This article is aimed at engineers, consultants or project managers to better provide an understanding of the issues that can occur in legacy Exchange archive migrations to G Suite and Google Vault (GV). We have recently completed a migration project for a large communications company where the project entailed moving their Exchange mailbox data stored in legacy enterprise vault archives to GVs, the product used to perform the work was TransVault Migrator.
These are the top five issues incurred and the solutions taken to make a success of the project.
One: Retaining user mailbox integrity for future delegate access
Now, there are some issues with migrating your data direct to GV, one of them being that if you later want to provide delegate access to a users’ GV data for discovery purposes, you effectively have to apply access to either the entire domain or specific organisational units (Understanding Vault Privileges), which means you provide access to data that user may not be entitled to see.
After a little digging around by the team we found a solution by migrating the data to a G Suite Mailbox and then once the data is migrated over, convert the G Suite Mailbox to a GV. Although there is additional admin overhead the benefit of migrating the data like this is that the GV can later be converted back to a G Suite Mailbox and delegate access provided.
Two: Understanding Licence limitations with the G Suite API
When moving archive content through the G Suite API the migration product requires a full G Suite licence to be applied, even if you were to migrate directly to GV. Now, the reason why I’m writing about this subject is our client had performed some preliminary investigation into the licence requirement, and believe that utilizing a VFE licence was sufficient, this, unfortunately, isn’t the case and took our client by surprise given they had enough VFE (Vault Former Employee) licences required to complete the migration and now they were faced with having to purchase full G Suite licences to migrate data.

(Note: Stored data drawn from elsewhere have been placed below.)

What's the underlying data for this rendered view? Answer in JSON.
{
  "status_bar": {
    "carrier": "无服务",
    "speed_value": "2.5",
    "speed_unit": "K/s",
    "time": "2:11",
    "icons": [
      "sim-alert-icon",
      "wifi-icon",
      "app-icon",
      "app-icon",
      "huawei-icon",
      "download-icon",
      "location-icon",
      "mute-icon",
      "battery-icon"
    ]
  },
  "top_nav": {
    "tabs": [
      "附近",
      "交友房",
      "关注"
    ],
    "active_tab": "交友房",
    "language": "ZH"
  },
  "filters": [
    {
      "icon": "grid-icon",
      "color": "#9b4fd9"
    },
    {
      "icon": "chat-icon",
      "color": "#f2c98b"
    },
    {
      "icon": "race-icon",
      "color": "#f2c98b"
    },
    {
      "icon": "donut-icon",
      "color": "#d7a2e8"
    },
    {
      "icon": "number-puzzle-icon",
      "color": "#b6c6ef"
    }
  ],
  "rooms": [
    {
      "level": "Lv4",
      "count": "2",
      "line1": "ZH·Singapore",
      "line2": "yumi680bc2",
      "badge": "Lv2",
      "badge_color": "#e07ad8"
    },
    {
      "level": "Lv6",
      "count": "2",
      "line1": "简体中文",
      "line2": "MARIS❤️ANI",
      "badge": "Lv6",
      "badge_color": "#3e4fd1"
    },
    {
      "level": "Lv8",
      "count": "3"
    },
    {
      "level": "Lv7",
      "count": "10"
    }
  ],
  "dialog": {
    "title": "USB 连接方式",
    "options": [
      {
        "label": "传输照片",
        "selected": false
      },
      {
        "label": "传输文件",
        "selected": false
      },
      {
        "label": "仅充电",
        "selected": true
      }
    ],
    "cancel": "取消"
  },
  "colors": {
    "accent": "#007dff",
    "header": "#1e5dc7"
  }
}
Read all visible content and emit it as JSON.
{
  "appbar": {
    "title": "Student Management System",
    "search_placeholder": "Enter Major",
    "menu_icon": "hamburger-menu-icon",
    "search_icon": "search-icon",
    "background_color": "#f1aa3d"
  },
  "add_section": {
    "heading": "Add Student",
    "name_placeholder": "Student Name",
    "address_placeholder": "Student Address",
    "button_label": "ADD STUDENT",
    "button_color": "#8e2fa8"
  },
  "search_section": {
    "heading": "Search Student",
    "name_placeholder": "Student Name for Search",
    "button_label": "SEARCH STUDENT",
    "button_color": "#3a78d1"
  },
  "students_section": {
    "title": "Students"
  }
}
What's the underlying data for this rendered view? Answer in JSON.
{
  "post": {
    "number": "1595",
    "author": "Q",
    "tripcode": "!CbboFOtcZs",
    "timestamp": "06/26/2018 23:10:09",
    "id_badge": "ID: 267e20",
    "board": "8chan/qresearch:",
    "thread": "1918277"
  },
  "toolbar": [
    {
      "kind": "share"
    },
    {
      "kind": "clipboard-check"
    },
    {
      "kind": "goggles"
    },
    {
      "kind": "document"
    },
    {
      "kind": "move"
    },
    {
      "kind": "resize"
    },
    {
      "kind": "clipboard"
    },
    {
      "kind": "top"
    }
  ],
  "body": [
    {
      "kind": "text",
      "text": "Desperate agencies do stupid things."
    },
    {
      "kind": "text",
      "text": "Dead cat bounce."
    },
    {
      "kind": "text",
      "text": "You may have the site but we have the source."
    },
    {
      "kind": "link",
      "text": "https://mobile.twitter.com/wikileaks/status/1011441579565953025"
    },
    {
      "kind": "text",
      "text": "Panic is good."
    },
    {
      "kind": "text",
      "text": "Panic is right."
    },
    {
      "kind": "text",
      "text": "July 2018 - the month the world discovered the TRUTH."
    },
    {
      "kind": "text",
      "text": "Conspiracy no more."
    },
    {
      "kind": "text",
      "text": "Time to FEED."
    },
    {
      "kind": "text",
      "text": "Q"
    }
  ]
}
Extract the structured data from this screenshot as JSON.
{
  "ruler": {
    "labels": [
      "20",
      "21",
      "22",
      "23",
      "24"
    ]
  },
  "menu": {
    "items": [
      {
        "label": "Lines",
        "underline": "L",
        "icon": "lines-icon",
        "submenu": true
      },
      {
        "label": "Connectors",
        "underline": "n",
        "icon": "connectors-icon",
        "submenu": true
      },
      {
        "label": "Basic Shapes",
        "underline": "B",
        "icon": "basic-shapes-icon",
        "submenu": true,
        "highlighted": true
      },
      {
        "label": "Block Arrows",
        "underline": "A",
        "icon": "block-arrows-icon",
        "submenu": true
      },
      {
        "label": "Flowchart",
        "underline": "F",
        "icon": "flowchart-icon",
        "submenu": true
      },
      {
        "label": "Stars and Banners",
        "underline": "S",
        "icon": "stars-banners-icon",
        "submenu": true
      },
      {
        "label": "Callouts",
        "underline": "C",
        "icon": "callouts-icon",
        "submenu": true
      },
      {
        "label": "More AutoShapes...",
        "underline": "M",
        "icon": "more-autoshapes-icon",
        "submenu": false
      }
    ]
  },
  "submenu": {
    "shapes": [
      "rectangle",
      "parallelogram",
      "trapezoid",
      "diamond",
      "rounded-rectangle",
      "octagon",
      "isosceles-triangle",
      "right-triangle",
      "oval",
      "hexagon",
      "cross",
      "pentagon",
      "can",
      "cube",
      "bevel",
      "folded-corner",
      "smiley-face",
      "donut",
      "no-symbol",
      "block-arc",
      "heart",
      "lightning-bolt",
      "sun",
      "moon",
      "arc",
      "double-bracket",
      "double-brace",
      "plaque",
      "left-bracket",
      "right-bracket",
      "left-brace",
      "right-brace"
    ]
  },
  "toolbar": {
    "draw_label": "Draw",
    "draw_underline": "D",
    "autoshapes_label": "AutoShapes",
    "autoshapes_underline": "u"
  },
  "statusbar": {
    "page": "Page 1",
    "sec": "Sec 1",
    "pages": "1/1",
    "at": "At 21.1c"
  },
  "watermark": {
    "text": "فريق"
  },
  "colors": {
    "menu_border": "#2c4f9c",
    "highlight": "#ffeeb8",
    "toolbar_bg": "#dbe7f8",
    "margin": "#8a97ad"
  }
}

There was no simple solution to this issue, and it ended up the client having to purchase 400 G Suite licences and running the migrations in batches. In our estimations, it ended up taking the project 54% longer in the processing time, so understanding what you need from a licencing perspective is critical and allows you to prepare either for a longer-term project or additional costs in licencing to increase the efficiency of the migration.
Three: Prolonged migration timelines due to the restriction imposed on the G Suite API
As part of any migration project, you want to migrate the data in the most efficient way, and sometimes this means knowing the limitations or restrictions of the platform you are migrating to. Within Exchange, you can manually set throttling policies and increase the limits to achieve better performance, same with Exchange Online by opening a Microsoft Support ticket. However G Suite has a strict limit imposed and the G Suite API effectively allows 1 message per second to each account being migrated (Email Receiving Limits), any more than this and the account could be locked out.
We handled this is by throttling the number of messages within the migration product that could be migrated, this proved effective and allowed a slower but efficient migration.
Four: Third-Party Migration products vs G Suite Native tools when migrating from Legacy archives
There are a few products out there that can migrate content to GV including a native tool provided by Google. Here I wanted to highlight some advantages and disadvantages, as it helped to understand what each technology offered and enables you to highlight the benefits of direct migration.
Most if not all third party products cannot migrate all archived content, in fact, some can only migrate Email, now although this may not be an advantage over the G Suite native tool, third party products are better streamlined for migrating legacy archives. This is due to the G Suite Native tool having to plugin direct to Email platforms that are supported or utilising PST as a source, which means migration from a legacy archive is a two-step process.
Five: Message fails to migrate to G Suite/GV due to non-SMTP
Legacy archives can contain messages where recipients have been recorded either as a display name or LegacyExchangeDN, which are all valid identifiers with Exchange. However, a solution like G Suite/GV won’t be able to translate those types of identifiers and requires a common identifier such as SMTP address to be in place as a recipient for the message to parse through the G Suite API.
Depending on the product used there are a different method of resolving this and in some, you can’t. With TransVault Migrator there are two methods of resolving the non-SMTP address. First is to import LDAP and enable conversion of addresses. This performs a check when recipients are parsed, identified as non-SMTP and a lookup is made to replace such identifiers like Display names and LegacyExchangeDN with the user’s current SMTP address. This is great for users that exist within an environment, but many organizations remove users from Exchange and Active directory over time. This leads us to the second step which handles non-SMTP address recipients by recording them in a CSV during a migration pass (Recipients CSV Found in the Installation directory of TransVault Migrator). Emails that fail to migrate can be reprocessed later once the non-SMTP address issue is resolved. To view how you create and import CSVs for address conversion we recommend using Appendix A in the TransVault Migrator Help Guide.